Von Guarkernmehl über Pfeilwurz bis Maisstärke: Wir erklären sieben rein pflanzliche Bindemittel und ihre Unterschiede.

Auch die Vollwertküche kommt nicht ganz ohne Bindemittel aus. Sie legt besonderen Wert auf Naturbelassenheit und geringe Verarbeitung. Von Arrowroot bis Maisstärke findet man im Naturkostfachgeschäft gleich mehrere solcher Kochhilfen aus rein pflanzlichen Rohstoffen. Diese stammen entweder aus kontrolliert biologischem Anbau oder aus Wildsammlung. Die billigste, natürlichste und vollwertigste Art, Wasser zu binden oder Soßen einzudicken, ist der Einsatz von frischgemahlenem Mehl aus Getreide oder Hülsenfrüchten. Nicht nur Weizen-, Mais oder Sojamehl, auch fast alle anderen Sorten kann man theoretisch zum Binden verwenden. So eignen sich Reis- oder Hirsemehl wegen des feinen Aromas sogar zum Herstellen von Süßspeisen - Grünkern und Roggen dagegen nur für pikante Gerichte.

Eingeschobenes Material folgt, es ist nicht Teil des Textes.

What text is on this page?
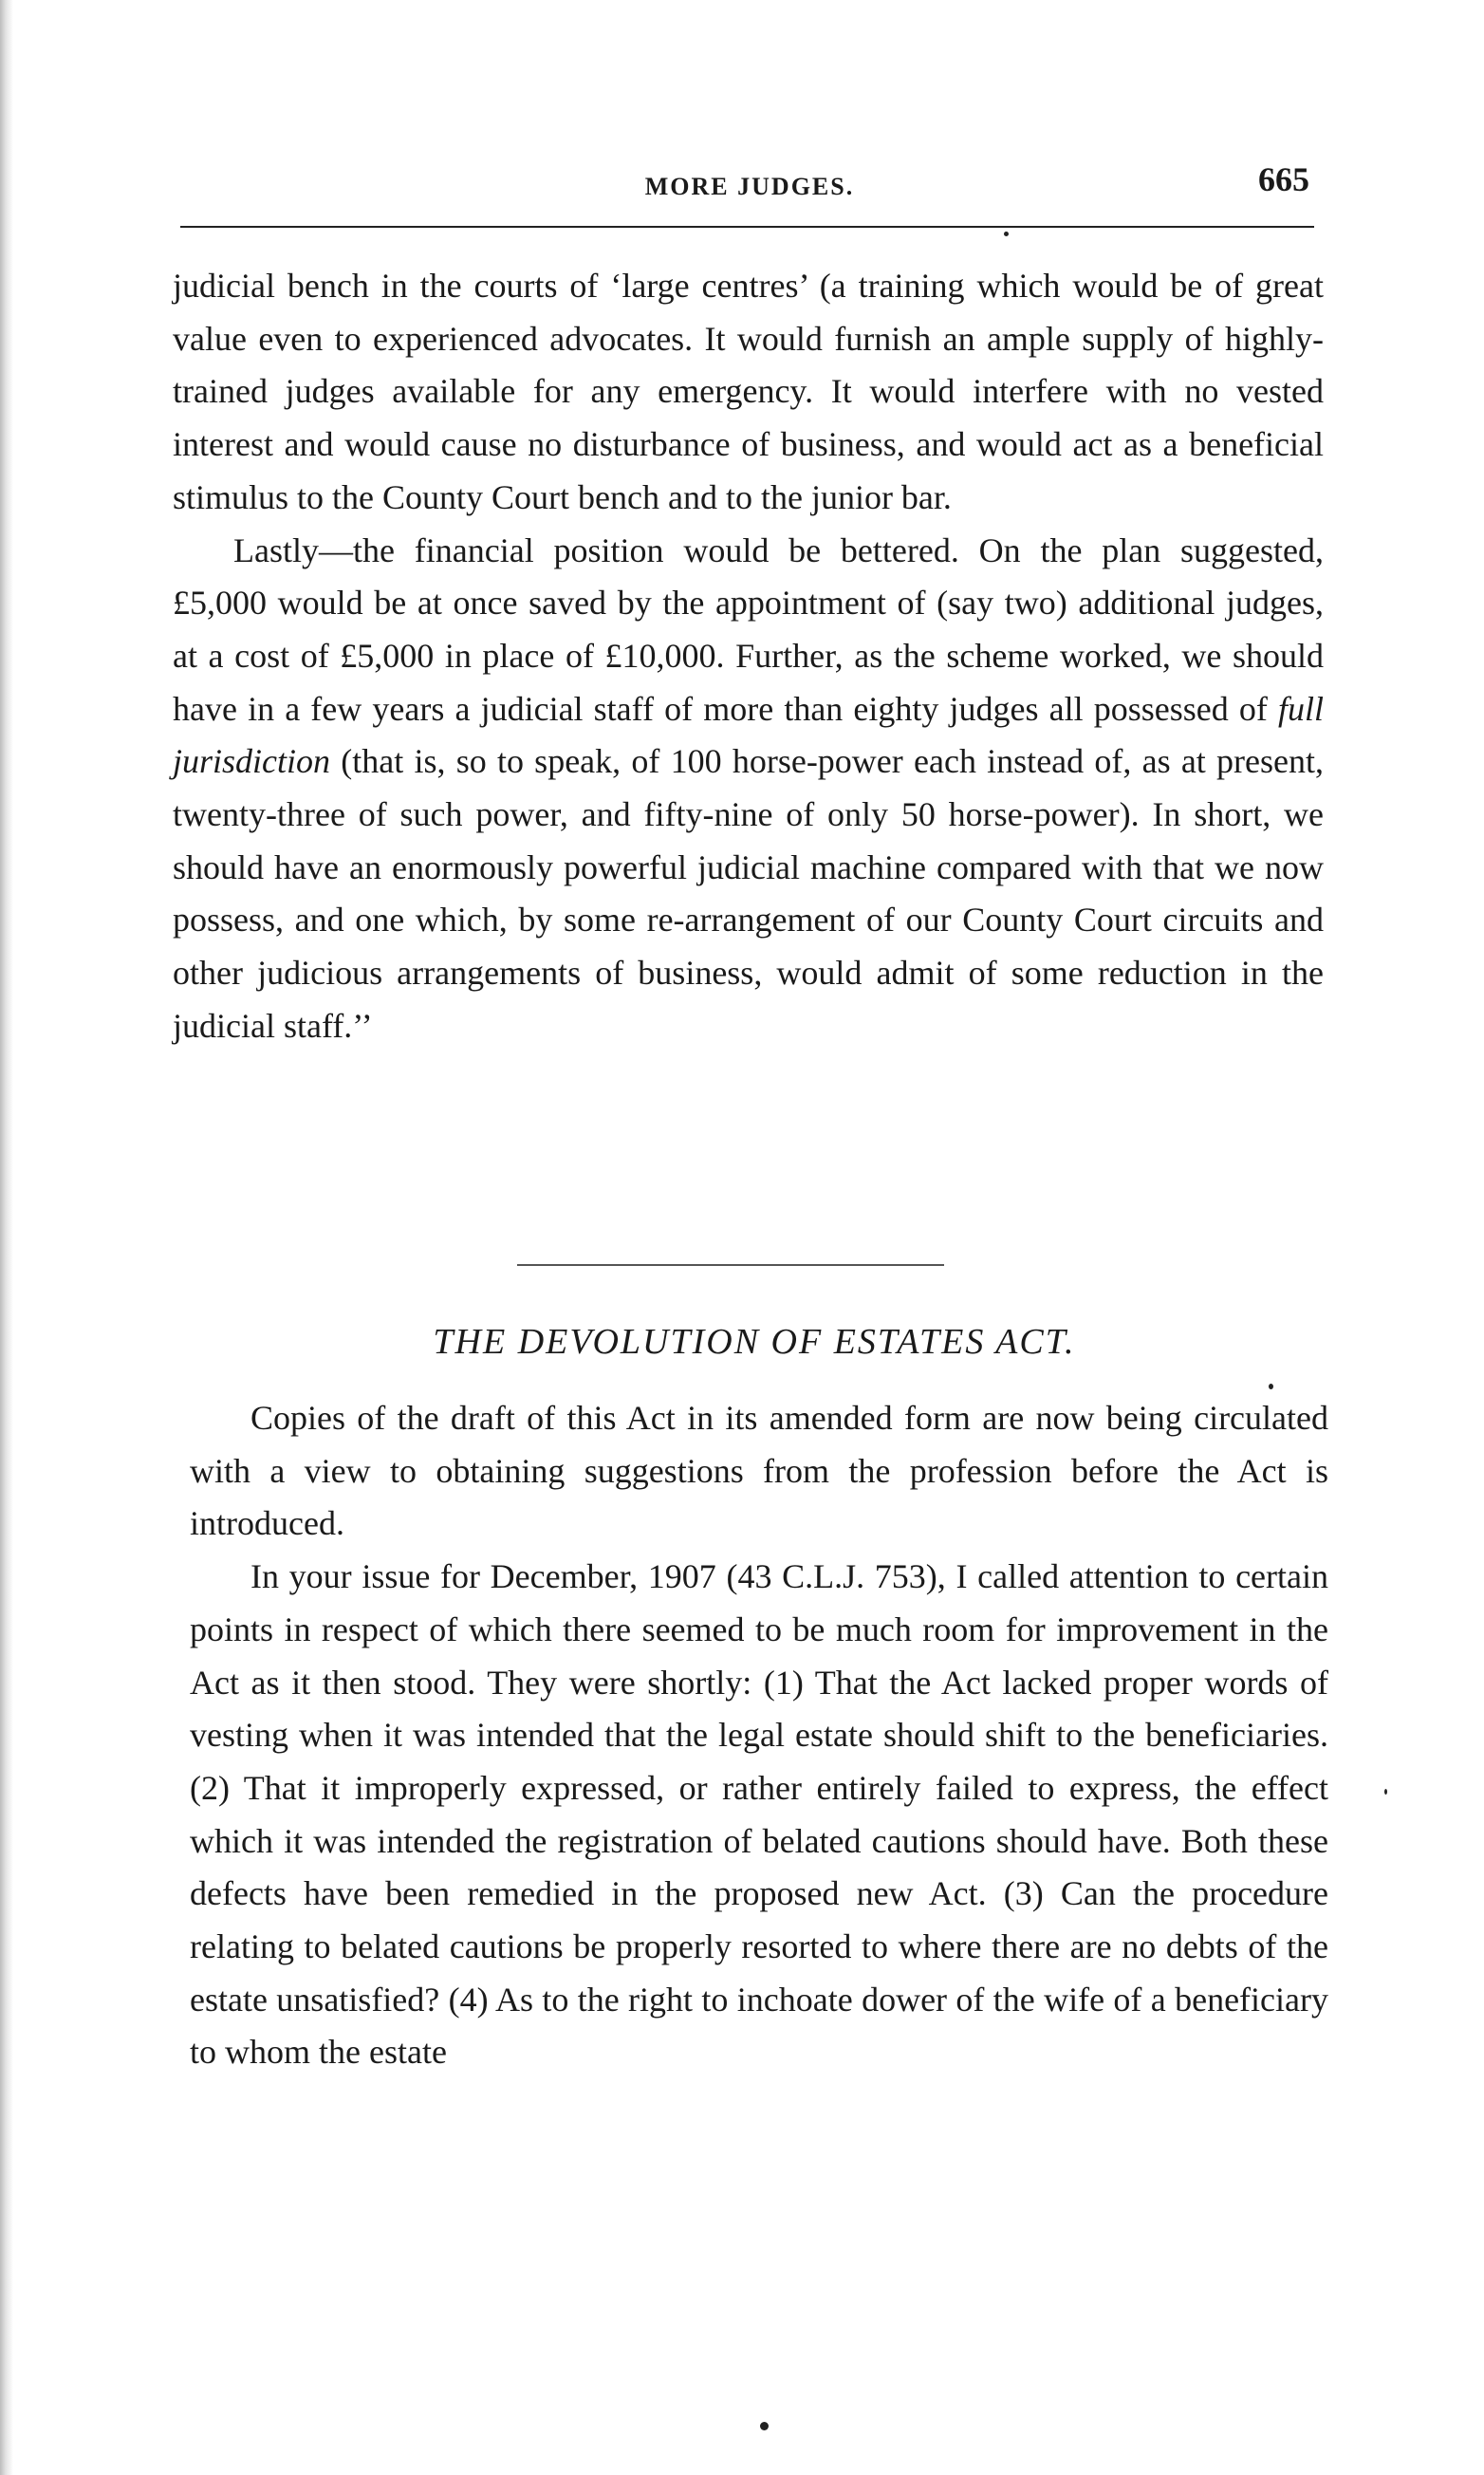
MORE JUDGES.	665

judicial bench in the courts of ‘large centres’ (a training which would be of great value even to experienced advocates. It would furnish an ample supply of highly-trained judges available for any emergency. It would interfere with no vested interest and would cause no disturbance of business, and would act as a beneficial stimulus to the County Court bench and to the junior bar.

Lastly—the financial position would be bettered. On the plan suggested, £5,000 would be at once saved by the appointment of (say two) additional judges, at a cost of £5,000 in place of £10,000. Further, as the scheme worked, we should have in a few years a judicial staff of more than eighty judges all possessed of full jurisdiction (that is, so to speak, of 100 horse-power each instead of, as at present, twenty-three of such power, and fifty-nine of only 50 horse-power). In short, we should have an enormously powerful judicial machine compared with that we now possess, and one which, by some re-arrangement of our County Court circuits and other judicious arrangements of business, would admit of some reduction in the judicial staff.’’

THE DEVOLUTION OF ESTATES ACT.

Copies of the draft of this Act in its amended form are now being circulated with a view to obtaining suggestions from the profession before the Act is introduced.

In your issue for December, 1907 (43 C.L.J. 753), I called attention to certain points in respect of which there seemed to be much room for improvement in the Act as it then stood. They were shortly: (1) That the Act lacked proper words of vesting when it was intended that the legal estate should shift to the beneficiaries. (2) That it improperly expressed, or rather entirely failed to express, the effect which it was intended the registration of belated cautions should have. Both these defects have been remedied in the proposed new Act. (3) Can the procedure relating to belated cautions be properly resorted to where there are no debts of the estate unsatisfied? (4) As to the right to inchoate dower of the wife of a beneficiary to whom the estate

In der Praxis greifen aber nur wenige Köche ausschließlich auf Vollkornmehle zurück. Einmal wird das Essen zu pappig, ein andermal stört der intensive Beigeschmack, und in manchen Fällen reicht die natürliche Bindekraft für den speziellen Zweck nicht aus. Fertige Binde- und Verdickungsmittel, bei denen vor allem die stärkehaltigen Teile der Ausgangspflanze verarbeitet wurden, haben daher auch im Naturkostladen Konjunktur. Neben Weizen-, Mais- und Kartoffelstärke sind hier in erster Linie Kuzu, Johannisbrotkern-, Pfeilwurzel-, Kichererbsen- und Guarkernmehl zu nennen. Oft zählt man auch Agar-Agar, Gelatine und Pektine dazu, doch handelt es sich hier mehr um Geliermittel.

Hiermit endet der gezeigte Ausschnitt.